After reviewing 15 studies that attempted to find predictive factors for persistent concussion symptoms, Roger Zemek, MD, of Children's Hospital of Eastern Ontario in Ottawa, and colleagues found no consistent pattern in the results.
"Minimal, and at times contradictory evidence exists to associate clinically available factors with eventual development of persistent concussion symptoms in children," they wrote online in JAMA Pediatrics, the journal formerly known as Archives of Pediatric and Adolescent Medicine.
"Because there is no method to predict which children will experience prolonged symptoms versus which will have a rapid recovery, clinicians must continue to recommend conservative management including both cognitive and physical rest, followed by a stepwise return to activities for all children."
Zemek and colleagues added that "a multicenter prospective study" is needed to identify factors that could distinguish low-risk from high-risk cases.
"Research to improve care of pediatric concussion depends on early identification of those most in need of intervention," they argued.
The major problem with the existing studies was what Zemek and colleagues called "excessive heterogeneity" in methods, including patient inclusion and exclusion criteria, definition of concussion, and instruments for measuring post-concussion symptoms.
Such heterogeneity extended beyond the studies they reviewed. The ICD-10 diagnostic system, for example, defines persistent concussion symptoms as those present 1 month after injury, whereas the DSM-IV classification of psychiatric conditions requires symptoms to persist for 3 months.
Zemek and colleagues also pointed to the large array of instruments for measuring persistent symptoms. Ten different assessment tools were used in the 15 studies included in the review.
Starting with 561 published studies on concussion in children, Zemek and colleagues threw out all but 15 for failing to provide data on all of the following clinical factors:
- Medical history including previous concussion
- Comorbidities including mental health, psychosocial stressors, and coping skills
- Medication use at presentation
- Mechanism of injury
- Symptom presence and severity at initial presentation
Enrollment in the 15 studies ranged from 34 to 867; most included control participants who had not suffered head injuries. Controls included healthy siblings as well as children with other types of injuries or illnesses.
Because of the heterogeneity in the 15 studies selected for inclusion, the researchers decided a pooled meta-analysis was impossible.
Nevertheless, some clues to potential predictors could be gleaned from the studies, Zemek and colleagues suggested.

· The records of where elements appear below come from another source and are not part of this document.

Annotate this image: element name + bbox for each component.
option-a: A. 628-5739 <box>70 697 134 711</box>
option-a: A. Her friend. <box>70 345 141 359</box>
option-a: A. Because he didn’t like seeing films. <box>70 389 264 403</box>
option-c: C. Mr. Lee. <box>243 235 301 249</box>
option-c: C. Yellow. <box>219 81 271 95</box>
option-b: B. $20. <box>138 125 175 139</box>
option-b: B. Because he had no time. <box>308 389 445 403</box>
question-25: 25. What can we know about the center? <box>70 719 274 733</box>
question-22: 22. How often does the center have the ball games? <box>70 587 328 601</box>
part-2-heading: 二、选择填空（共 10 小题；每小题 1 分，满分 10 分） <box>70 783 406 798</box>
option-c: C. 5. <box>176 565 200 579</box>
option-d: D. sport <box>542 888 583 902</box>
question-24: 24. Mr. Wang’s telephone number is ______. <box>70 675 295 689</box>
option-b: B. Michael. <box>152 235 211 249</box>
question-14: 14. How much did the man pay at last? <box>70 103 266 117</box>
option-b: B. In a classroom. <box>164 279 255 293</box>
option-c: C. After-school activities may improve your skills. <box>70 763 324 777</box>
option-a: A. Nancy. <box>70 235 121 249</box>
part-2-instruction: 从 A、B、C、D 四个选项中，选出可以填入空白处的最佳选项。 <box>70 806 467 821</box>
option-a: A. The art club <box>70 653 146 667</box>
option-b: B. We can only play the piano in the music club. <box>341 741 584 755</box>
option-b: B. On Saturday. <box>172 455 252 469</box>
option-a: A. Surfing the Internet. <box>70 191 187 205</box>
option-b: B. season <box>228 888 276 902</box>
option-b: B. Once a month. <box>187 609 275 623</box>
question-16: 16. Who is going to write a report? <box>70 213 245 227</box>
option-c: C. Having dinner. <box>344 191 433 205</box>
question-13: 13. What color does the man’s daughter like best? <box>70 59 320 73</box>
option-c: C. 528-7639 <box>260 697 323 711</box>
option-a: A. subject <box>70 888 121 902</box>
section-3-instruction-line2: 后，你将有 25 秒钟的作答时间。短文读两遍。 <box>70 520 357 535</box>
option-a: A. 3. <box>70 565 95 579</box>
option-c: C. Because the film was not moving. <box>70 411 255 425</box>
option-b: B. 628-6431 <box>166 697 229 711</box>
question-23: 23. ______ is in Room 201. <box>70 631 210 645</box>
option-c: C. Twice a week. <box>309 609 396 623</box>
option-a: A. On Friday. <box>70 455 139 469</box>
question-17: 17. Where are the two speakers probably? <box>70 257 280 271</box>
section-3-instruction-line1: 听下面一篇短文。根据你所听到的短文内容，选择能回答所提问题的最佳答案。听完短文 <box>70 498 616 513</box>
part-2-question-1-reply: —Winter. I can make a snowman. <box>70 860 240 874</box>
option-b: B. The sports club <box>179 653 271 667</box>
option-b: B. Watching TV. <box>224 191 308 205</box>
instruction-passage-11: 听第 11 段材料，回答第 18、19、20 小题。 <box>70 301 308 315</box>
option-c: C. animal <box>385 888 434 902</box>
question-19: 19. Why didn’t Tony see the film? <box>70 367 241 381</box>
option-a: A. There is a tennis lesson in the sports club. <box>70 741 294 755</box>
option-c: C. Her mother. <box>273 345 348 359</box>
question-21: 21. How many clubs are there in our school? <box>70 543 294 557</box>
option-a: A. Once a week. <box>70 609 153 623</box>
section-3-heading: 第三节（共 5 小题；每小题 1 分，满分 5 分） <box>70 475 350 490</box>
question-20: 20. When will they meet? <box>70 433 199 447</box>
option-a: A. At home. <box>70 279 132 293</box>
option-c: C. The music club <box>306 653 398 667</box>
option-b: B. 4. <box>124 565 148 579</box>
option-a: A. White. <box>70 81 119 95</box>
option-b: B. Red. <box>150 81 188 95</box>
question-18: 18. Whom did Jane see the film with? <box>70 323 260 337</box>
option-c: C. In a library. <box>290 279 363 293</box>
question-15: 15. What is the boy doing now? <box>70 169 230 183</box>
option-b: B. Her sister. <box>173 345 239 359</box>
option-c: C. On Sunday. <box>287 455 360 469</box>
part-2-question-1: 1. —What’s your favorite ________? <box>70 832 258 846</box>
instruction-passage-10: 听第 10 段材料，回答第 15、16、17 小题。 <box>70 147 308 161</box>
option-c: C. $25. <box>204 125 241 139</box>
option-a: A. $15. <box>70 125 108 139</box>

"[Two] larger prospective studies concluded that the risk for developing persistent concussion symptoms was increased in older children with a history of loss of consciousness and either headache or nausea/vomiting," they found.
"Several smaller studies also noted that initial dizziness may be predictive of prolonged symptoms. While many studies excluded patients with a history of head injury, learning difficulties, or behavioral problems, one study that did not exclude these patients concluded that these pre-morbid conditions also increased risk."
Zemek and colleagues added that they could not reach "clear conclusions" on factors potentially associated with safe resumption of normal activities such as school and sports.